Yanov had never failed at anything. He needed to figure out Plan B. He signed up with San Diego Unified as a substitute teacher, and when he told the kids he played basketball with in Golden Hill that he’d be subbing, they said, “Come sub at our school.” They went to Kroc.
At Kroc, Yanov wore a suit and tie every day; the kids needed to see he took his work seriously. He talked to kids about staying clean of drugs and going to college, but nothing he said changed the realities of their lives. On the HBO series The Wire, Duquan, a young black man isolated in his neighborhood, asked, “How do we get from here to the rest of the world?” That fit the kids Yanov worked with. They knew there was a rest of the world but had no idea how to get there. An eighth-grade girl he’d talked to about college asked, “Am I allowed to go?”
The week he subbed for math, he sat after school in the quiet teachers’ lounge. He thought about Jorge and Edgar and all the other kids he taught. They didn’t need more talk. They needed a bridge to the rest of the world and a shot at changing the realities of their lives. He smoothed a napkin from some teacher’s takeout and wrote “Reality Changers.” He liked the sound of it. “Agentes de Cambio.” Even better in Spanish. He folded the napkin and tucked it into his wallet.
He laid out his plan to Pastor Simpson. It was simple, and wildly ambitious. Start with eighth graders. They couldn’t just walk in to Reality Changers; he’d invite the ones he wanted. The kids he wanted weren’t necessarily the smartest ones. He wanted the strong personalities, the ones with staying power.
They’d need it. They’d have to keep a 3.0 average to stay in. Commit to no drugs and no sex. Drug testing, unannounced. Do volunteer work. Come every week to the program meeting. Work on English vocabulary and writing, have dinner together, maybe speakers. He’d have one-on-one tutors, college students, close enough in age that kids could see themselves and their futures in their tutors.
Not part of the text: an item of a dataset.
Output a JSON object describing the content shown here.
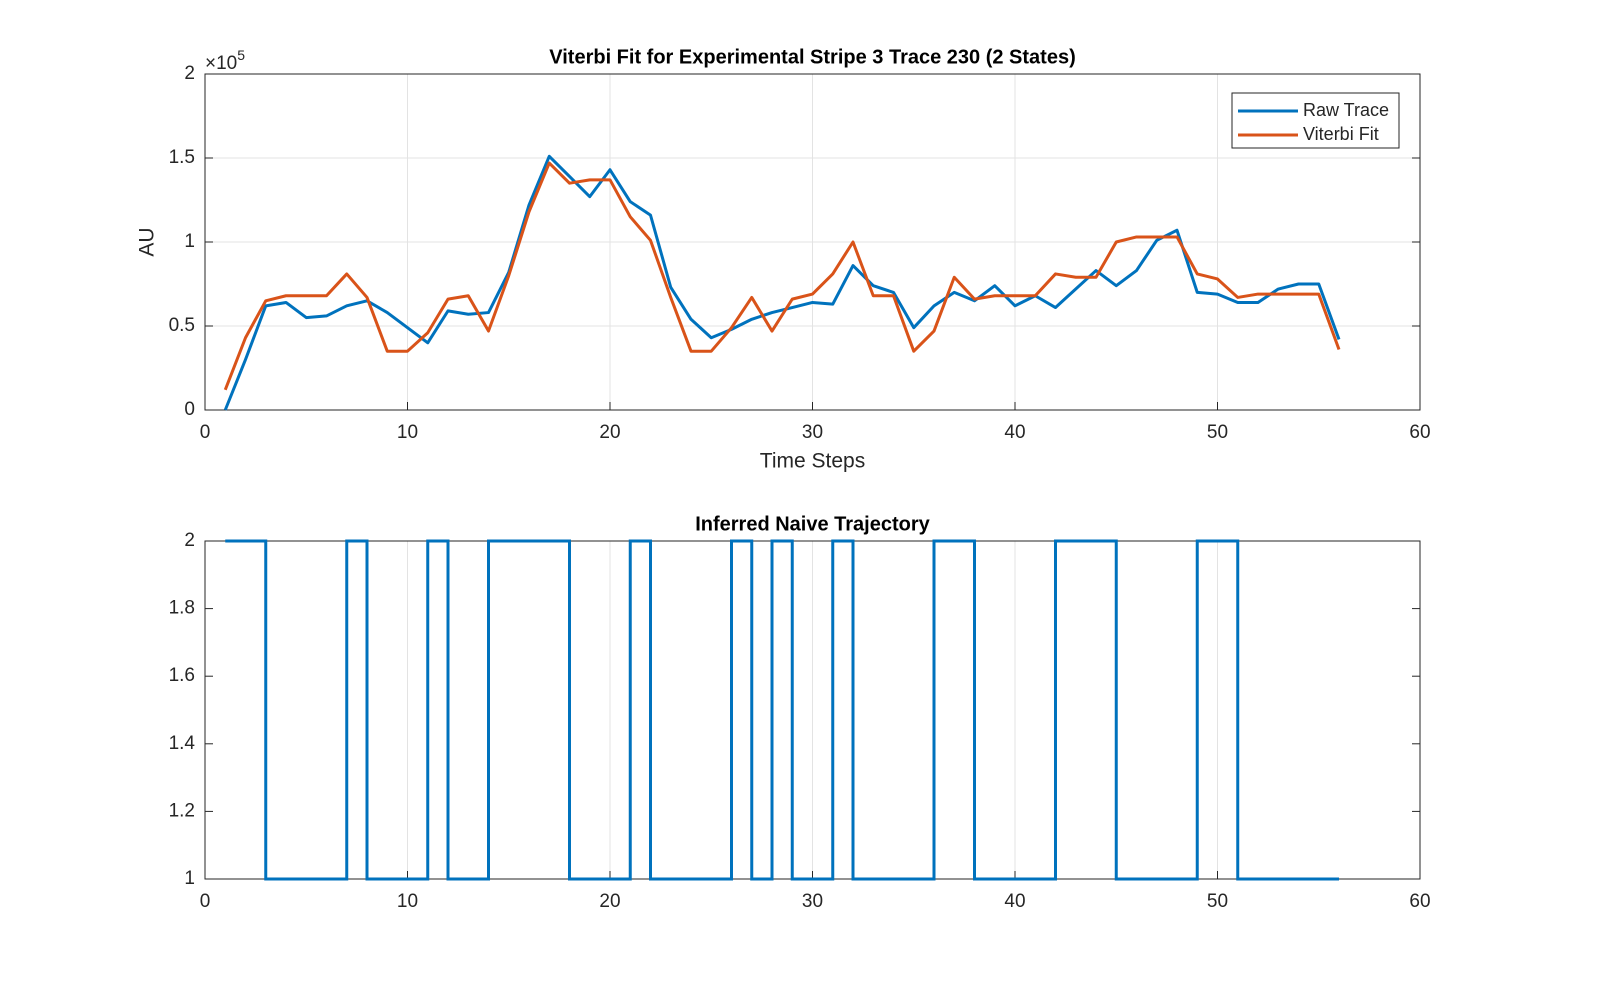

He needed a serious carrot. Like Academic Connections, UCSD’s three-week summer program for high school students. Get these kids onto campus. Live in the dorms, take a college course — taste college. The biggest carrot: Keep a 3.0 all through high school, and they could get into college. Get in, and he’d guarantee them scholarships. He didn’t know how, but he had four years to figure that out.
All he had was the space at the church.
In the next months, he talked to Edgar and Jorge and about ten other guys. Jorge remembers Yanov’s invitation, delivered to him after school:
“You do drugs?”
“You had sex?”
“I’m starting a program for guys who want to go to college. You interested?”
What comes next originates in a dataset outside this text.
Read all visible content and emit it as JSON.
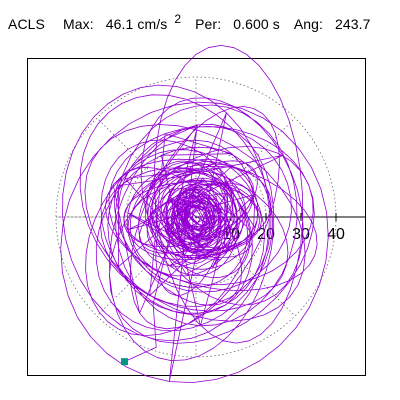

Yanov started Reality Changers with Jorge and three others. Edgar had said he’d think about it. Yanov never heard back from him.
Jorge couldn’t wait to get to the Reality Changers meetings. “It was survival, that simple.”
A 3.0 felt like a staggering goal when he started; by the end of ninth grade at James Madison, he’d kept the 3.0, joined the biology club, run track, and had a girlfriend.
The next summer he went to Academic Connections. He walked into his dorm room at UCSD and looked around. Bed. Desk. Chair. Shelves. Closet. Window. All his. Nobody else in the room. First time in his life he’d had a room of his own. He shut the door and sat on the bed and looked around at everything. All his.